Telekomunikacije Republike Srpske a.d. Banja Luka, doing business as m:tel, is a telecommunications company based in Banja Luka, Republika Srpska, Bosnia and Herzegovina. The company is owned by Telekom Srbija, and is the second largest telecommunications company in Bosnia and Herzegovina and the biggest one listed on the Banja Luka Stock Exchange, with a market capitalisation of about 300 million euros as of April, 2025.

==History==
Telekom Srpske was established on 20 December 1996. It was privatized in 2006, through a public tender. Telekom Srbija, made the highest bid with 646 million euros for a 65% majority stake, while the second highest bidder was Telekom Austria with an offer of 467 million euros.

The Government of Republika Srpska declared Telekom Srpske a company of strategic importance and, therefore, the state capital has been privatised according to the special privatisation program enacted by the Government. Raiffeisen Investment was appointed as the financial advisor to the government. The criteria that potential bidders had to fulfil, included a current minimum of 800,000 fixed-line and 1.5m mobile users, suggesting that the Government is hoping for an outside operator who is capable of investing in Telekom Srpske's infrastructure.

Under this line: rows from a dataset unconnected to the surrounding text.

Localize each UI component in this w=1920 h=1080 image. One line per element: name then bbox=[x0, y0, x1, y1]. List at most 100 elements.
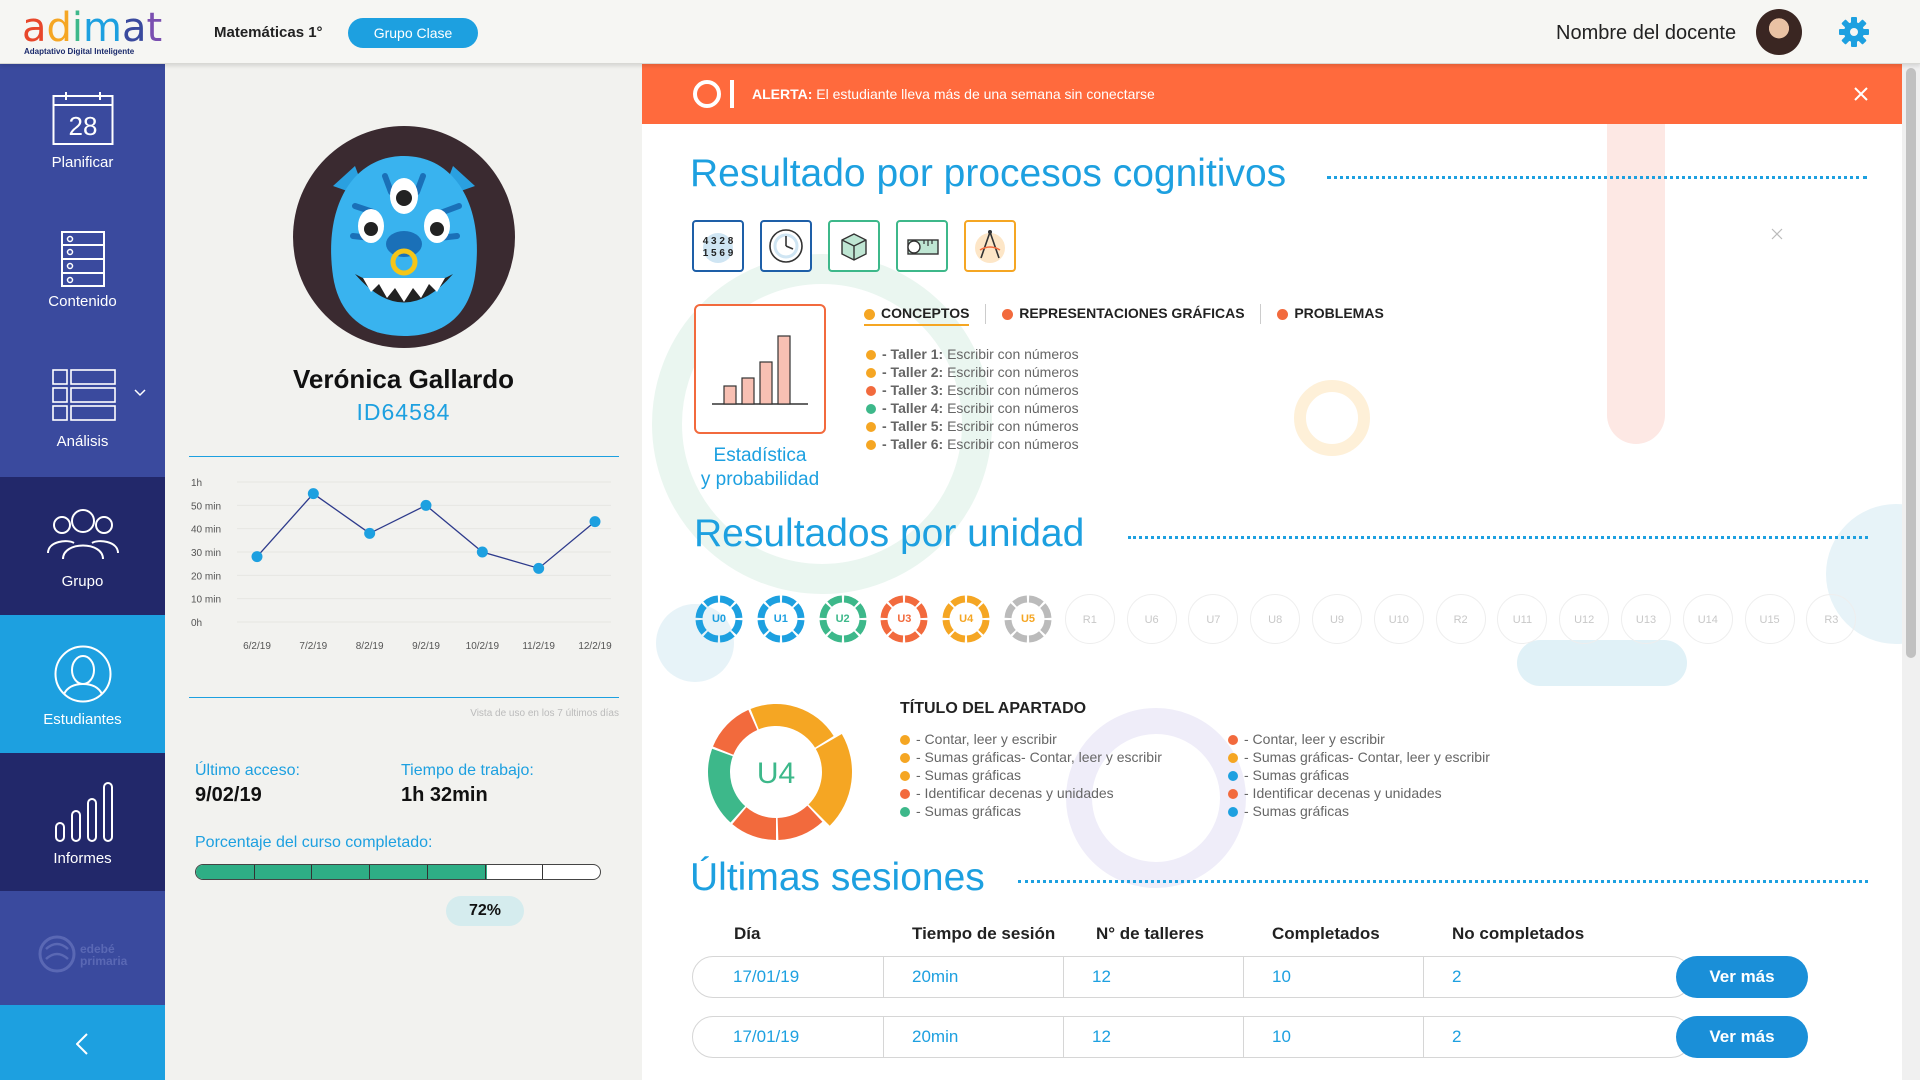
unit-u8-button[interactable]: U8 bbox=[1250, 594, 1301, 644]
unit-item-text: - Sumas gráficas bbox=[916, 803, 1022, 819]
unit-u3-button[interactable]: U3 bbox=[879, 594, 929, 644]
unit-u14-button[interactable]: U14 bbox=[1682, 594, 1733, 644]
data-point bbox=[364, 527, 376, 539]
sidebar-item-grupo[interactable]: Grupo bbox=[0, 477, 165, 615]
tab-label: CONCEPTOS bbox=[881, 304, 970, 321]
progress-ticks bbox=[196, 865, 600, 879]
unit-u12-button[interactable]: U12 bbox=[1559, 594, 1610, 644]
adimat-logo[interactable]: adimat Adaptativo Digital Inteligente bbox=[22, 8, 162, 56]
unit-u2-button[interactable]: U2 bbox=[818, 594, 868, 644]
sidebar-item-contenido[interactable]: Contenido bbox=[0, 201, 165, 339]
cube-icon bbox=[841, 233, 867, 261]
group-class-button[interactable]: Grupo Clase bbox=[348, 18, 478, 48]
taller-item: - Taller 5: Escribir con números bbox=[866, 418, 1079, 434]
process-cube-button[interactable] bbox=[828, 220, 880, 272]
unit-label: R3 bbox=[1824, 614, 1839, 626]
unit-label: U14 bbox=[1697, 614, 1718, 626]
sidebar-item-analisis[interactable]: Análisis bbox=[0, 339, 165, 477]
tab-separator bbox=[985, 304, 987, 324]
chevron-down-icon[interactable] bbox=[134, 389, 146, 397]
top-header: adimat Adaptativo Digital Inteligente Ma… bbox=[0, 0, 1920, 64]
table-row: 17/01/19 20min 12 10 2 bbox=[692, 956, 1692, 998]
unit-u0-button[interactable]: U0 bbox=[694, 594, 744, 644]
student-avatar bbox=[293, 126, 515, 348]
progress-tick bbox=[542, 865, 544, 879]
unit-u7-button[interactable]: U7 bbox=[1188, 594, 1239, 644]
status-dot bbox=[900, 807, 910, 818]
taller-text: Escribir con números bbox=[943, 400, 1079, 416]
status-dot bbox=[900, 735, 910, 746]
unit-section-title: TÍTULO DEL APARTADO bbox=[900, 700, 1087, 717]
unit-u15-button[interactable]: U15 bbox=[1744, 594, 1795, 644]
unit-r2-button[interactable]: R2 bbox=[1435, 594, 1486, 644]
gear-icon[interactable] bbox=[1838, 16, 1870, 48]
close-icon[interactable] bbox=[1771, 228, 1783, 240]
title-dotted-line bbox=[1018, 880, 1868, 883]
unit-u5-button[interactable]: U5 bbox=[1003, 594, 1053, 644]
sidebar-item-informes[interactable]: Informes bbox=[0, 753, 165, 891]
table-cell: 17/01/19 bbox=[733, 1027, 800, 1046]
process-clock-button[interactable] bbox=[760, 220, 812, 272]
decor-bar bbox=[1607, 124, 1665, 444]
unit-label: U6 bbox=[1144, 614, 1159, 626]
unit-u9-button[interactable]: U9 bbox=[1312, 594, 1362, 644]
sidebar-collapse-button[interactable] bbox=[0, 1005, 165, 1080]
work-time-label: Tiempo de trabajo: bbox=[401, 762, 534, 779]
teacher-avatar[interactable] bbox=[1756, 9, 1802, 55]
student-icon bbox=[54, 645, 112, 703]
unit-r3-button[interactable]: R3 bbox=[1806, 594, 1857, 644]
donut-segment bbox=[808, 734, 852, 826]
unit-u1-button[interactable]: U1 bbox=[756, 594, 806, 644]
sidebar-item-planificar[interactable]: 28 Planificar bbox=[0, 64, 165, 201]
divider bbox=[189, 456, 619, 457]
tab-conceptos[interactable]: CONCEPTOS bbox=[864, 304, 970, 326]
column-header-talleres: N° de talleres bbox=[1096, 924, 1204, 943]
status-dot bbox=[866, 440, 876, 451]
scrollbar-thumb[interactable] bbox=[1906, 68, 1916, 658]
unit-item-text: - Contar, leer y escribir bbox=[1244, 731, 1385, 747]
group-icon bbox=[47, 509, 119, 560]
statistics-card[interactable] bbox=[694, 304, 826, 434]
process-numbers-button[interactable]: 4 3 2 8 1 5 6 9 bbox=[692, 220, 744, 272]
unit-item: - Sumas gráficas- Contar, leer y escribi… bbox=[1228, 749, 1490, 765]
unit-label: U5 bbox=[1020, 613, 1036, 625]
svg-text:1 5 6 9: 1 5 6 9 bbox=[703, 248, 734, 259]
tab-representaciones[interactable]: REPRESENTACIONES GRÁFICAS bbox=[1002, 305, 1248, 321]
y-tick-label: 10 min bbox=[191, 595, 221, 606]
close-icon[interactable] bbox=[1854, 87, 1868, 101]
course-progress-bar bbox=[195, 864, 601, 880]
progress-tick bbox=[369, 865, 371, 879]
sidebar-item-estudiantes[interactable]: Estudiantes bbox=[0, 615, 165, 753]
unit-item: - Sumas gráficas bbox=[1228, 803, 1349, 819]
ver-mas-button[interactable]: Ver más bbox=[1676, 956, 1808, 998]
ver-mas-button[interactable]: Ver más bbox=[1676, 1016, 1808, 1058]
clock-icon bbox=[769, 229, 803, 263]
column-header-tiempo: Tiempo de sesión bbox=[912, 924, 1056, 943]
unit-label: U4 bbox=[959, 613, 974, 625]
unit-u4-button[interactable]: U4 bbox=[941, 594, 991, 644]
calendar-day: 28 bbox=[69, 111, 98, 141]
status-dot bbox=[1228, 789, 1238, 800]
donut-segment bbox=[708, 748, 746, 823]
sidebar-label: Contenido bbox=[48, 293, 117, 310]
taller-name: - Taller 4: bbox=[882, 400, 944, 416]
process-compass-button[interactable] bbox=[964, 220, 1016, 272]
table-cell: 12 bbox=[1063, 1017, 1243, 1057]
unit-u10-button[interactable]: U10 bbox=[1373, 594, 1424, 644]
data-point bbox=[251, 551, 263, 563]
taller-name: - Taller 2: bbox=[882, 364, 944, 380]
alert-banner: ALERTA: El estudiante lleva más de una s… bbox=[642, 64, 1902, 124]
y-tick-label: 0h bbox=[191, 618, 202, 629]
unit-u6-button[interactable]: U6 bbox=[1126, 594, 1177, 644]
process-measure-button[interactable] bbox=[896, 220, 948, 272]
unit-u13-button[interactable]: U13 bbox=[1621, 594, 1671, 644]
x-tick-label: 12/2/19 bbox=[578, 641, 612, 652]
unit-label: U7 bbox=[1206, 614, 1221, 626]
tab-problemas[interactable]: PROBLEMAS bbox=[1277, 305, 1384, 321]
unit-label: U2 bbox=[835, 613, 850, 625]
table-grid-icon bbox=[52, 369, 116, 421]
unit-u11-button[interactable]: U11 bbox=[1497, 594, 1548, 644]
work-time-value: 1h 32min bbox=[401, 784, 488, 806]
unit-r1-button[interactable]: R1 bbox=[1064, 594, 1115, 644]
teacher-name[interactable]: Nombre del docente bbox=[1556, 22, 1736, 45]
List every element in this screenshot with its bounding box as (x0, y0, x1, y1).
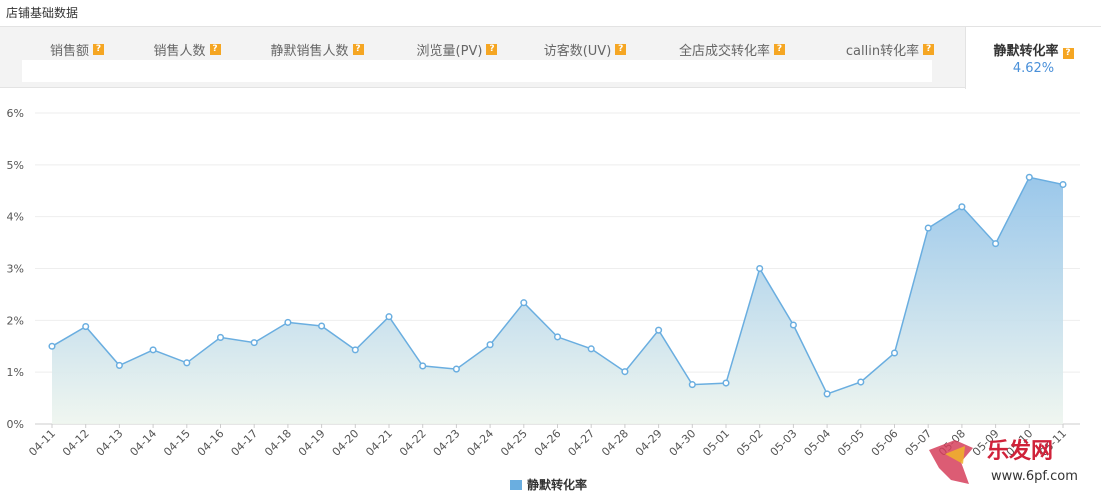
x-tick-label: 05-05 (835, 427, 867, 459)
x-tick-label: 04-26 (532, 427, 564, 459)
x-tick-label: 04-27 (566, 427, 598, 459)
x-tick-label: 04-28 (599, 427, 631, 459)
x-tick-label: 04-19 (296, 427, 328, 459)
x-tick-label: 04-17 (229, 427, 261, 459)
data-point[interactable] (621, 368, 629, 376)
conversion-rate-chart: 0% 1% 2% 3% 4% 5% 6% 04-11 04-12 04-13 04-14 04-15… (7, 107, 1080, 459)
data-point[interactable] (520, 299, 528, 307)
data-point[interactable] (890, 349, 899, 357)
y-tick-label: 0% (7, 418, 24, 431)
data-point[interactable] (655, 326, 663, 334)
x-tick-label: 04-21 (363, 427, 395, 459)
data-point[interactable] (1025, 173, 1033, 181)
x-tick-label: 04-24 (464, 427, 496, 459)
legend-label: 静默转化率 (527, 478, 588, 492)
data-point[interactable] (1059, 180, 1067, 189)
data-point[interactable] (351, 346, 359, 354)
x-tick-label: 04-15 (161, 427, 193, 459)
y-tick-label: 4% (7, 211, 24, 224)
legend-swatch (510, 479, 522, 490)
x-tick-label: 05-03 (768, 427, 800, 459)
x-tick-label: 05-01 (700, 427, 732, 459)
x-tick-label: 04-12 (60, 427, 92, 459)
x-tick-label: 04-25 (498, 427, 530, 459)
x-tick-label: 04-23 (431, 427, 463, 459)
data-point[interactable] (688, 381, 696, 389)
x-tick-label: 04-22 (397, 427, 429, 459)
y-tick-label: 3% (7, 263, 24, 276)
data-point[interactable] (419, 362, 427, 370)
data-point[interactable] (183, 359, 191, 367)
watermark-logo: 乐发网 www.6pf.com (929, 438, 1078, 484)
y-tick-label: 6% (7, 107, 24, 120)
data-point[interactable] (992, 240, 1000, 248)
data-point[interactable] (318, 322, 326, 330)
x-tick-label: 05-06 (869, 427, 901, 459)
data-point[interactable] (486, 341, 494, 349)
data-point[interactable] (452, 365, 460, 373)
data-point[interactable] (756, 264, 764, 273)
data-point[interactable] (216, 333, 225, 341)
data-point[interactable] (553, 333, 562, 341)
x-tick-label: 04-11 (26, 427, 58, 459)
x-tick-label: 04-29 (633, 427, 665, 459)
data-point[interactable] (250, 339, 258, 347)
data-point[interactable] (48, 342, 56, 350)
data-point[interactable] (149, 346, 157, 354)
watermark-url: www.6pf.com (991, 469, 1078, 484)
y-tick-label: 2% (7, 314, 24, 327)
y-tick-label: 5% (7, 159, 24, 172)
x-tick-label: 04-13 (94, 427, 126, 459)
chart-legend[interactable]: 静默转化率 (510, 476, 587, 493)
y-tick-label: 1% (7, 366, 24, 379)
data-point[interactable] (857, 378, 865, 386)
series-area (52, 177, 1063, 424)
x-tick-label: 04-14 (127, 427, 159, 459)
data-point[interactable] (82, 323, 90, 331)
x-tick-label: 05-04 (801, 427, 833, 459)
data-point[interactable] (587, 345, 595, 353)
data-point[interactable] (789, 321, 797, 329)
x-tick-label: 04-20 (330, 427, 362, 459)
x-tick-label: 04-30 (667, 427, 699, 459)
y-tick-labels: 0% 1% 2% 3% 4% 5% 6% (7, 107, 24, 431)
data-point[interactable] (958, 203, 966, 211)
x-tick-label: 05-02 (734, 427, 766, 459)
data-point[interactable] (722, 379, 730, 387)
x-tick-label: 04-18 (262, 427, 294, 459)
data-point[interactable] (823, 390, 831, 398)
data-point[interactable] (385, 313, 393, 321)
data-point[interactable] (284, 318, 292, 326)
data-point[interactable] (924, 224, 932, 232)
x-tick-label: 04-16 (195, 427, 227, 459)
watermark-brand: 乐发网 (987, 438, 1053, 464)
x-tick-labels: 04-11 04-12 04-13 04-14 04-15 04-16 04-17 04-18… (26, 424, 1069, 459)
data-point[interactable] (115, 361, 123, 369)
watermark-bull-shape (929, 440, 973, 484)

The company's main business is fixed and mobile telecommunications in domestic and international traffic. Other businesses include:
- directory inquires
- internet services provider
- design, construction, reconstruction and installation of TC devices, etc.

==Ownership structure==
The ownership structure of the company is as follows (as of 31 December 2017):
- Telekom Srbija – 65.01%
- Pension and Disability Insurance Fund – 8.92%
- Restitution Fund – 5.03%
- DUIF Krist.Invest a.d. – 3.30%
- Other shareholders – 17.74%

==Subsidiaries==
The company owns the founding status shares in three companies, with a 100% ownership of the company "Telekard telefonske usluge", d.o.o. Banja Luka and TT "Inženjering" d.o.o. Banja Luka, and 20% of share in the Institute for International Law and International Cooperation, d.o.o. Banja Luka.